W zeszłym tygodniu brytyjska waluta radziła sobie dobrze, gdyż w temacie Brexitu zaczęły się nieformalne przepychanki z politykami UE. Ci grozili, że formalnie ustosunkują się do ewentualnej linii negocjacji dopiero w czerwcu, a także domagali się, że najpierw, Wielka Brytania powinna wpłacić 60 mld EUR w ramach składek do unijnego budżetu. Spekulowano też o tym, że konkretne propozycje nt. możliwej współpracy po Brexicie, nie pojawią się przed wrześniowymi wyborami parlamentarnymi w Niemczech. Wydawało się, zatem, że proces negocjacji ulegnie opóźnieniu, chociaż wcześniej brytyjscy politycy zapewniali, że złożą formalne wnioski w marcu. Dzisiejszą zapowiedzią, że będzie to 29 marca, premier May pokazuje tym samym, że chce nadawać kierunek potencjalnym rozmowom. Tylko, czy to się uda? Jakiekolwiek sygnały, że 2-letni termin na zakończenie negocjacji może być zagrożony, mogą mieć negatywne przełożenie na funta.

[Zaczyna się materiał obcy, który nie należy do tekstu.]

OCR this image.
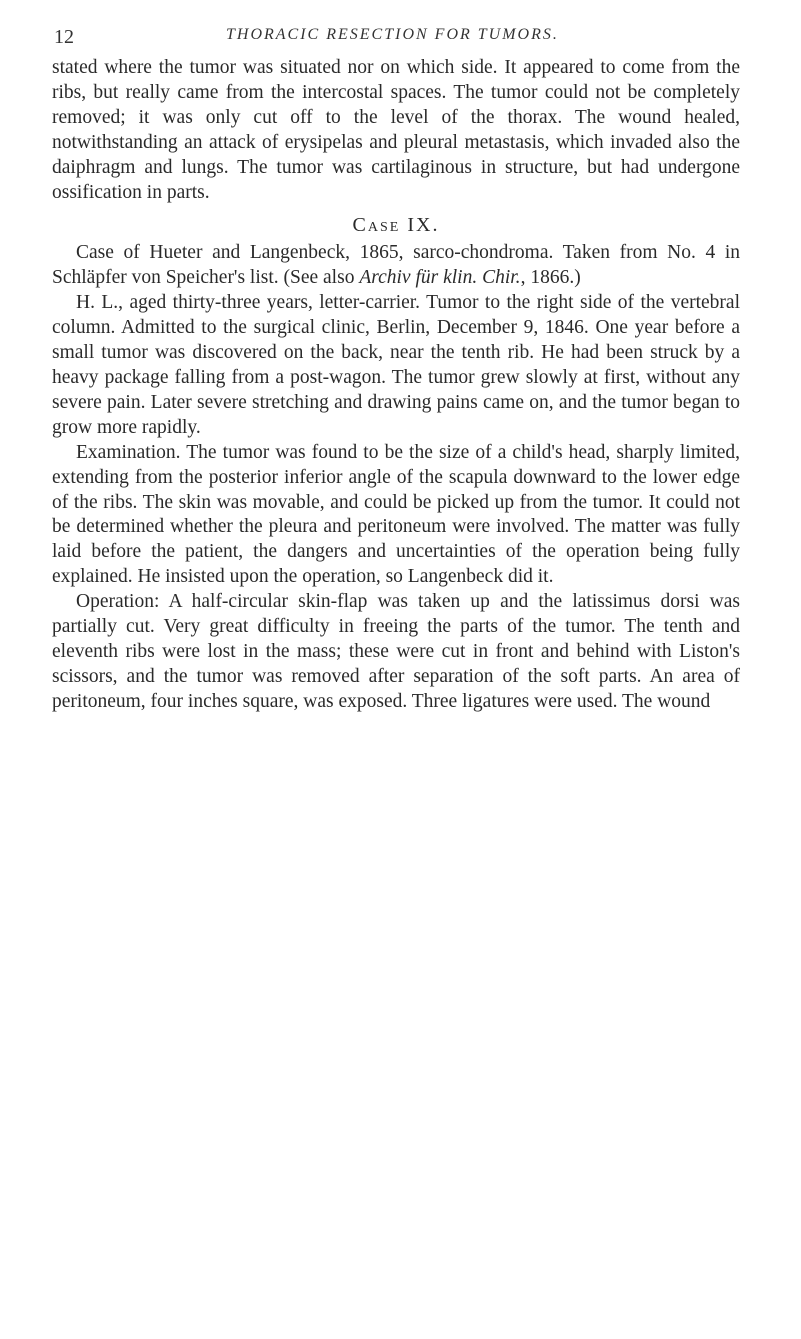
12	THORACIC RESECTION FOR TUMORS.

stated where the tumor was situated nor on which side. It appeared to come from the ribs, but really came from the intercostal spaces. The tumor could not be completely removed; it was only cut off to the level of the thorax. The wound healed, notwithstanding an attack of erysipelas and pleural metastasis, which invaded also the daiphragm and lungs. The tumor was cartilaginous in structure, but had undergone ossification in parts.

Case IX.

Case of Hueter and Langenbeck, 1865, sarco-chondroma. Taken from No. 4 in Schläpfer von Speicher's list. (See also Archiv für klin. Chir., 1866.)

H. L., aged thirty-three years, letter-carrier. Tumor to the right side of the vertebral column. Admitted to the surgical clinic, Berlin, December 9, 1846. One year before a small tumor was discovered on the back, near the tenth rib. He had been struck by a heavy package falling from a post-wagon. The tumor grew slowly at first, without any severe pain. Later severe stretching and drawing pains came on, and the tumor began to grow more rapidly.

Examination. The tumor was found to be the size of a child's head, sharply limited, extending from the posterior inferior angle of the scapula downward to the lower edge of the ribs. The skin was movable, and could be picked up from the tumor. It could not be determined whether the pleura and peritoneum were involved. The matter was fully laid before the patient, the dangers and uncertainties of the operation being fully explained. He insisted upon the operation, so Langenbeck did it.

Operation: A half-circular skin-flap was taken up and the latissimus dorsi was partially cut. Very great difficulty in freeing the parts of the tumor. The tenth and eleventh ribs were lost in the mass; these were cut in front and behind with Liston's scissors, and the tumor was removed after separation of the soft parts. An area of peritoneum, four inches square, was exposed. Three ligatures were used. The wound
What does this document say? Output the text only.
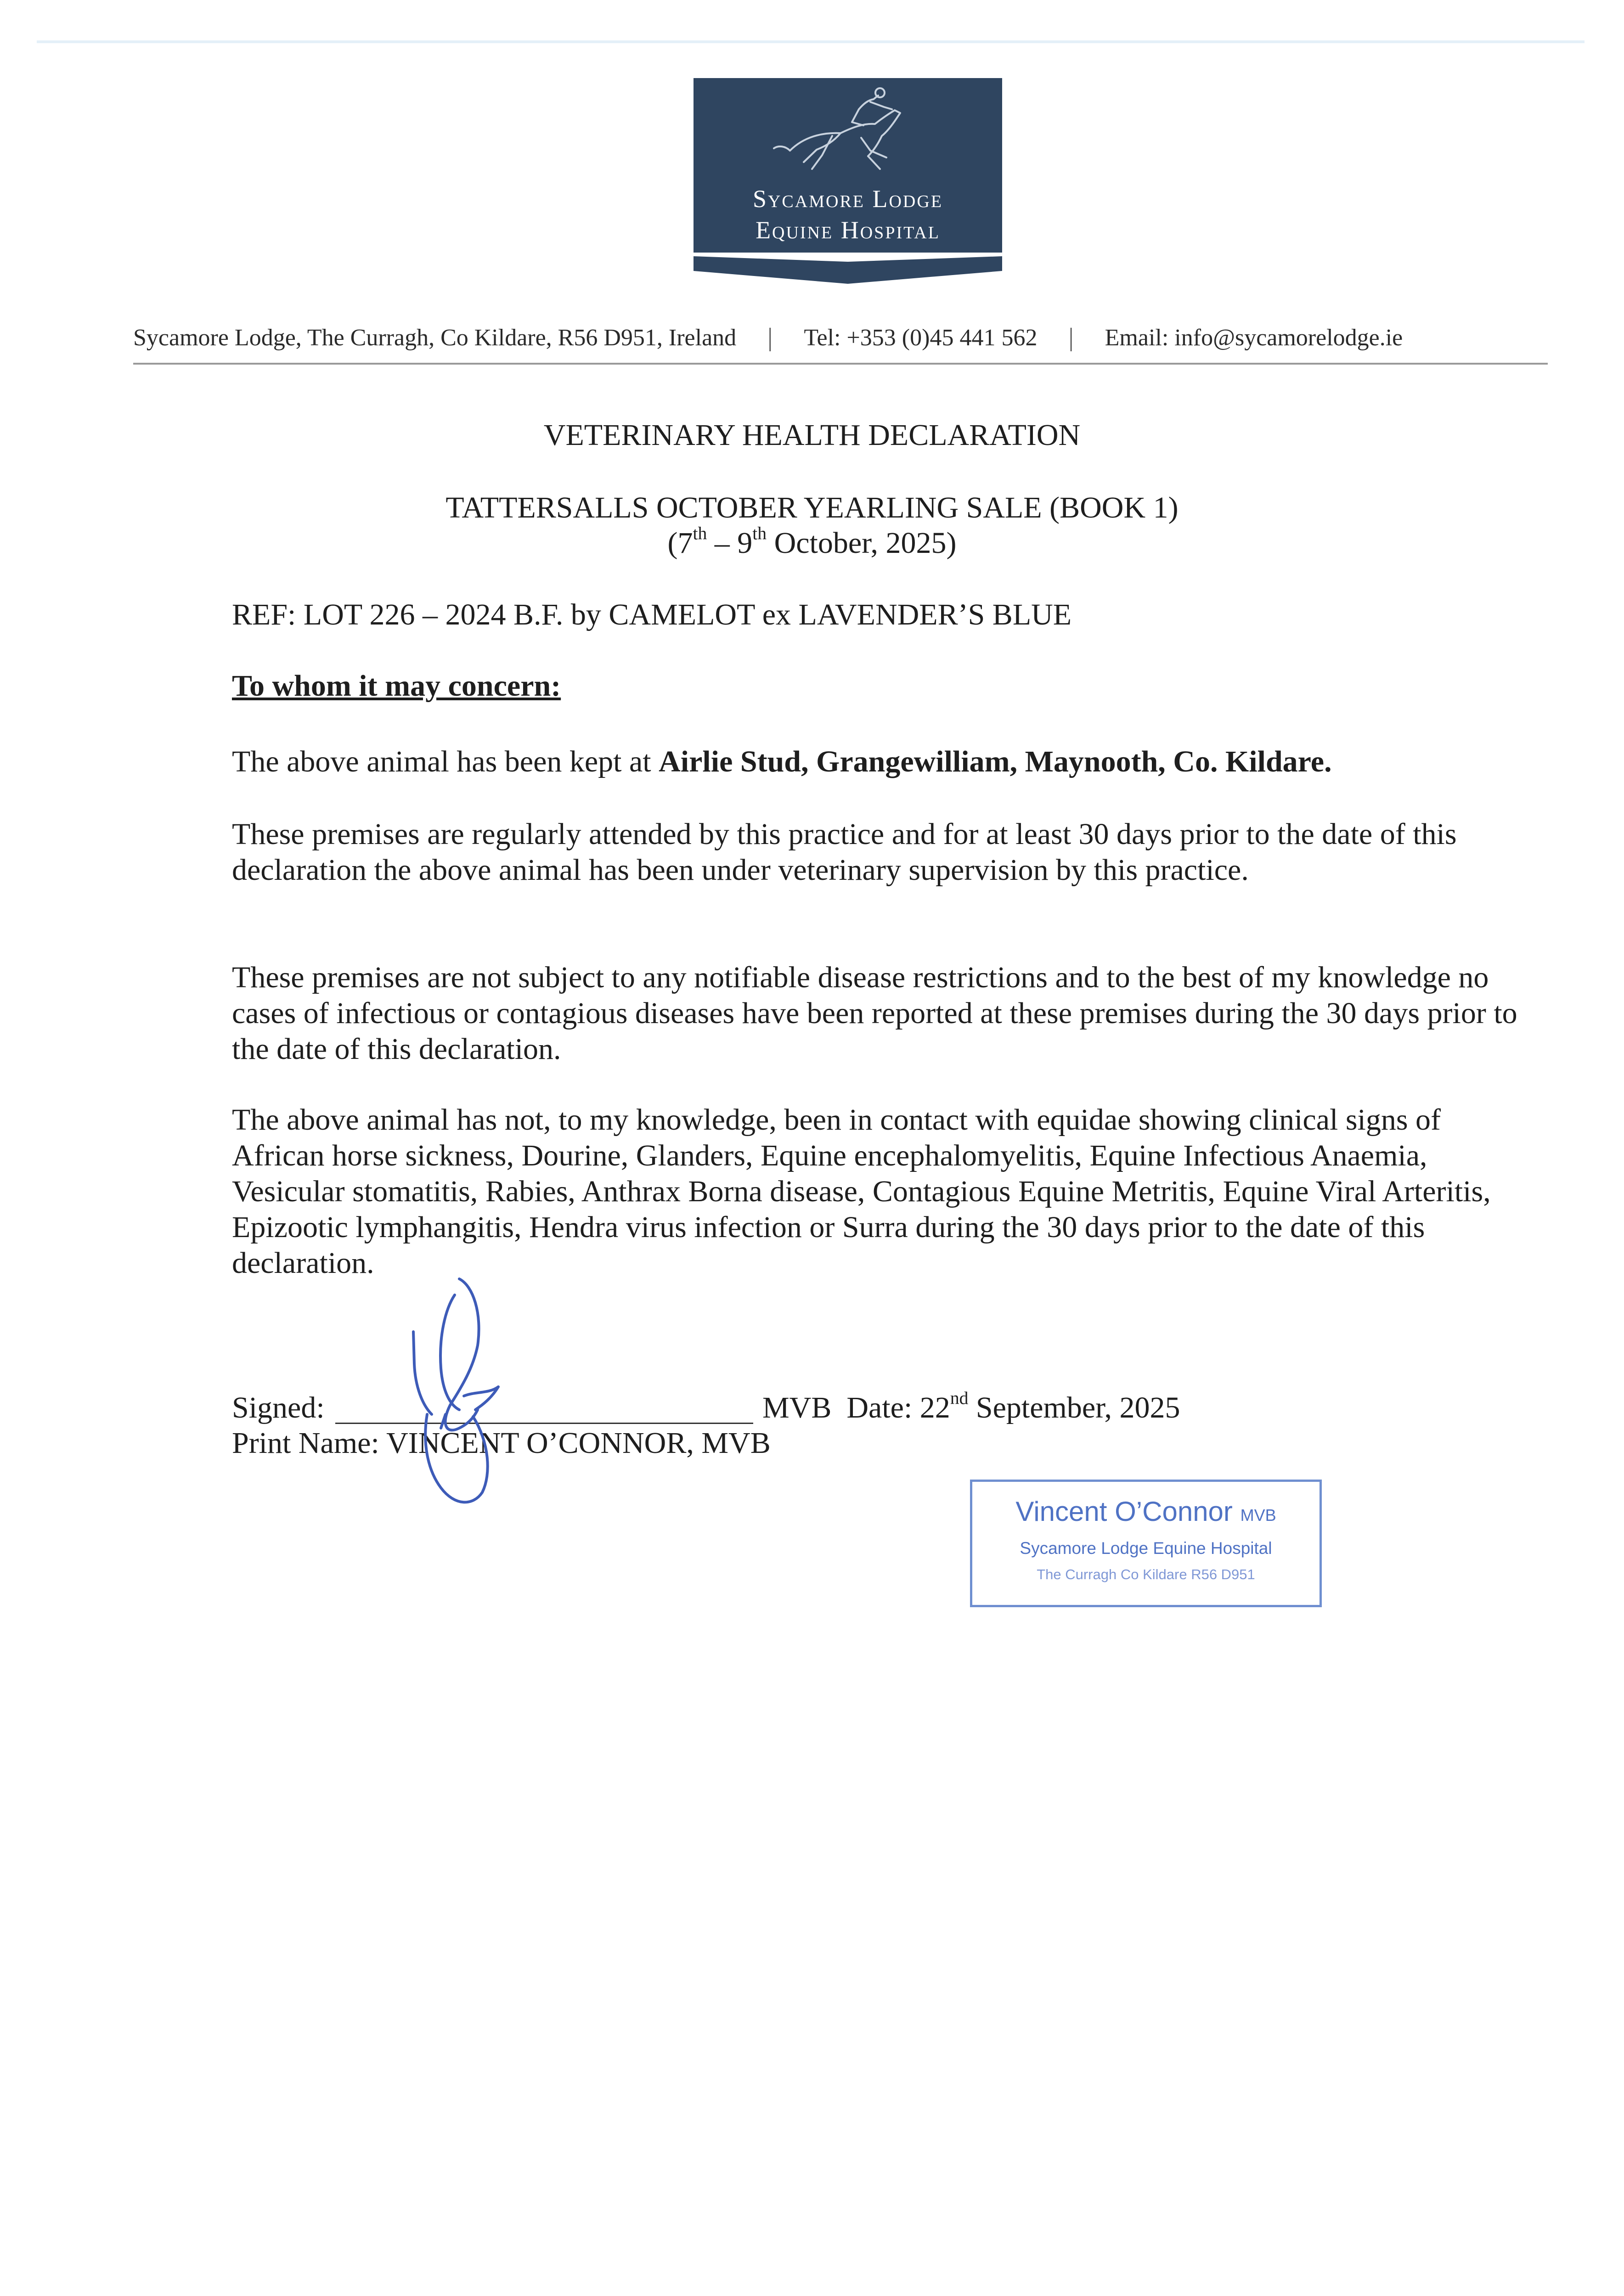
Sycamore Lodge
Equine Hospital
Sycamore Lodge, The Curragh, Co Kildare, R56 D951, Ireland | Tel: +353 (0)45 441 562 | Email: info@sycamorelodge.ie
VETERINARY HEALTH DECLARATION
TATTERSALLS OCTOBER YEARLING SALE (BOOK 1)
(7th – 9th October, 2025)

REF: LOT 226 – 2024 B.F. by CAMELOT ex LAVENDER’S BLUE

To whom it may concern:

The above animal has been kept at Airlie Stud, Grangewilliam, Maynooth, Co. Kildare.

These premises are regularly attended by this practice and for at least 30 days prior to the date of this declaration the above animal has been under veterinary supervision by this practice.

These premises are not subject to any notifiable disease restrictions and to the best of my knowledge no cases of infectious or contagious diseases have been reported at these premises during the 30 days prior to the date of this declaration.

The above animal has not, to my knowledge, been in contact with equidae showing clinical signs of African horse sickness, Dourine, Glanders, Equine encephalomyelitis, Equine Infectious Anaemia, Vesicular stomatitis, Rabies, Anthrax Borna disease, Contagious Equine Metritis, Equine Viral Arteritis, Epizootic lymphangitis, Hendra virus infection or Surra during the 30 days prior to the date of this declaration.

Signed:	MVB Date: 22nd September, 2025
Print Name: VINCENT O’CONNOR, MVB
Vincent O’Connor MVB
Sycamore Lodge Equine Hospital
The Curragh Co Kildare R56 D951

Druga kluczowa sprawa, to ostatnie posiedzenie Banku Anglii, gdzie Kristin Forbes opowiedziała się za podwyżką stóp, a komunikat po spotkaniu sugerował, że może pojawić się więcej dysydentów, jeżeli dane będą się poprawiać. Jutro rano poznamy dane nt. inflacji CPI i PPI za luty, a w czwartek odczyty sprzedaży detalicznej. Konsensus dla CPI to 2,1 proc. r/r i 1,8 proc.r/r dla bazowej – tylko wyższe odczyty mogą pomóc funtowi. Inaczej obawy związane z Brexitem będą silniejsze.
Ciekawy układ w perspektywie kilku tygodni prezentuje się na EUR/GBP. Im mniejsze będą obawy związane z wyborami we Francji, a większe ryzyko przepychanek wokół negocjacji dotyczących Brexitu, tym większe będą szanse na wzrosty EUR/GBP, który zaczyna wyglądać interesująco na tygodniowych wskaźnikach.